You may also be at a higher risk for toenail fungus if you:

  • Wear poor-fitting shoes
  • Have poor circulation
  • Sweat more than usual, especially from your feet
  • Are male
  • Are a smoker
  • Spend a lot of time in the water or walking in damp areas (like an indoor swimming pool)

How to get rid of toenail fungus

First, the bad news: Dr. Jenkins and Dr. Spielfogel both admit that toenail fungus is extremely hard to treat, especially at home.

"The most effective treatment is an oral systemic antifungal medication, such as Lamisil, once per day for 12 weeks," says Dr. Jenkins. "It cures around 75% of patients, but 25% won't be cured and will need repeat treatment or even a surgical treatment, like removing the toenail."

For the most part, Dr. Jenkins says Lamisil is generally safe for use, though it can—in rare cases—cause liver enzyme abnormalities. She adds that this side effect is almost never seen in children, and that your doctor will monitor these enzymes and perform frequent blood work during your course of treatment to ensure Lamisil is not negatively affecting your liver.

If you're still concerned about Lamisil as a treatment option or you have an existing medical condition that prevents you from safely taking it, your doctor may prescribe a topical treatment instead...but those take a lot longer to work (think 48 weeks, i.e. almost a whole year) and only have a 25%-30% cure rate.

Finally, you can try a home remedy for toenail fungus—while most of them aren't terribly effective, they don't come with many side effects, either. If your toenail fungus is mild, you might be able to see results over time.

"[Home remedies] have maybe a 10% cure rate, but could be effective enough if someone is highly motivated," says Dr. Jenkins, who adds that some of her patients swear by frequent applications of products such as Vicks VapoRub, amber-colored Listerine, and tea tree oil.

If you're going to attempt an at-home remedy, it's important to give your toenail some extra TLC, says Dr. Spielfogel: "Keeping the area clean and dry may help keep the infection under control."

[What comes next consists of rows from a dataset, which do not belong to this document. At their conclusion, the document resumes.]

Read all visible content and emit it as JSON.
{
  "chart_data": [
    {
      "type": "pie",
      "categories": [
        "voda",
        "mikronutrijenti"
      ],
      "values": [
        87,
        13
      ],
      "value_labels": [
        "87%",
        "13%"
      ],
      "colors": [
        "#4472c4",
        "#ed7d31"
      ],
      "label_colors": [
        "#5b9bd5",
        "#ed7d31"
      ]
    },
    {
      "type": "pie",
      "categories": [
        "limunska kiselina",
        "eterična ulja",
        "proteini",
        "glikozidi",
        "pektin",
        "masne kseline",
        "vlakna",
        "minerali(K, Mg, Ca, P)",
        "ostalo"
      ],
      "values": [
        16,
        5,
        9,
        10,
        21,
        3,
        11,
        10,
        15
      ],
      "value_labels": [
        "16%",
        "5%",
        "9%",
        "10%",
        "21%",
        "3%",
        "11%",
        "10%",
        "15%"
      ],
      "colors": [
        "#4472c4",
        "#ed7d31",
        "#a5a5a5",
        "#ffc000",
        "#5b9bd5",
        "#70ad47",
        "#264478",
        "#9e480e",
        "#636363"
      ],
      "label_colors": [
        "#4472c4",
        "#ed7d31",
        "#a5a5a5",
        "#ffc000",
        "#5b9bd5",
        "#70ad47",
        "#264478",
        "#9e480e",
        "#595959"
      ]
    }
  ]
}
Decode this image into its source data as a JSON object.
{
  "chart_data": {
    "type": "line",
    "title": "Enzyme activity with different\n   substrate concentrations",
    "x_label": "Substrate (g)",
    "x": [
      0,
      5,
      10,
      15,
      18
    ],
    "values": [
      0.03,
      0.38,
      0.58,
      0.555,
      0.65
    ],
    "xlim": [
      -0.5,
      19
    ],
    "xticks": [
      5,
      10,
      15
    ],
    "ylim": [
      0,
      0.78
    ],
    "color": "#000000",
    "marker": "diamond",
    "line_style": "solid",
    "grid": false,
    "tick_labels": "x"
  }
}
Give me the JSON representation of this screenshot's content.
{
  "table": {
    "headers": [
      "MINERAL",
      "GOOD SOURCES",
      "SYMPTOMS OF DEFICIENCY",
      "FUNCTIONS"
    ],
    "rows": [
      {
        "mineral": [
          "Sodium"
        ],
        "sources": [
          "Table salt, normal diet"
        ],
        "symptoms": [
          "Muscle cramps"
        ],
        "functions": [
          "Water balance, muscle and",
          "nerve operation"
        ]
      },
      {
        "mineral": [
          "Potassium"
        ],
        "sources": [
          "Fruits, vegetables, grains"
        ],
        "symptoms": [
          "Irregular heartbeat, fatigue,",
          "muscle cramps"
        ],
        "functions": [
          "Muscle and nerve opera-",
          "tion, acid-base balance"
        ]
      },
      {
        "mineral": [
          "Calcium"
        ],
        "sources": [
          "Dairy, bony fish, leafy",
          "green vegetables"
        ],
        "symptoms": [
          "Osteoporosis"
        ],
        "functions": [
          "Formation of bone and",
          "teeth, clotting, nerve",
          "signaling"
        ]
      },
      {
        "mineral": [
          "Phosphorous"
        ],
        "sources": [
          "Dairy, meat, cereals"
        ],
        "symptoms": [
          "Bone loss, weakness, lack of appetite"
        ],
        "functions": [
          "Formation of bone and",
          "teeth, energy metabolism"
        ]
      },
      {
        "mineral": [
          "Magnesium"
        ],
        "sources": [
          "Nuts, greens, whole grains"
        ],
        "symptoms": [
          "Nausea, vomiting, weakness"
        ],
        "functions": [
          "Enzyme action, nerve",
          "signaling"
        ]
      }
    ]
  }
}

Can you prevent toenail fungus?

If your toenail fungus is caused by something in your control (i.e., not an underlying condition), then yes. You can:

  1. Wear shoes in public areas, especially ones that are typically wet, like pools and gyms.
  2. Keep foot injuries clean and covered until they're healed.
  3. Protect your overall health by not smoking and maintaining a healthy weight.
  4. Wear supportive and breathable shoes.

You also may see a reduction in bouts of toenail fungus by keeping your toenails consistently clean, dry, trimmed, and free of nail polish (which can clog the nail and contribute to fungal growth).

However, many causes of toenail fungus are caused by other conditions, like chronic illness, old age, and diabetes, and there may not be much you can do to prevent fungus in these situations. Dr. Spielfogel does recommend using preventative products if you know you're at risk for fungal infections; the Dr.'s Remedy line of nail care products, for example, includes an antifungal cuticle oil that can be used nightly to reduce the risk of fungal growth.

When should you see a doctor?

It's tempting to dismiss toenail fungus as an unsightly but mainly harmless problem. Like so many other health issues, though, ignoring it will only make things worse down the line.

"You should see a podiatrist when you notice the problem and treat it early," advises Dr. Spielfogel. "If left untreated, which is very common, the infection will spread to the rest of the nail and eventually spread to the other nails."

Once you make an appointment, your podiatrist will give your feet a thorough examination and will probably take a biopsy, or sample, of your nail to be sent away for testing. This will help your doctor confirm that you have an infection and not some other issue, as well as figure out exactly what type of infection you have, Dr. Spielfogel explains.

From there, your doctor can work with you on a treatment plan to (hopefully) get rid of your toenail fungus for good.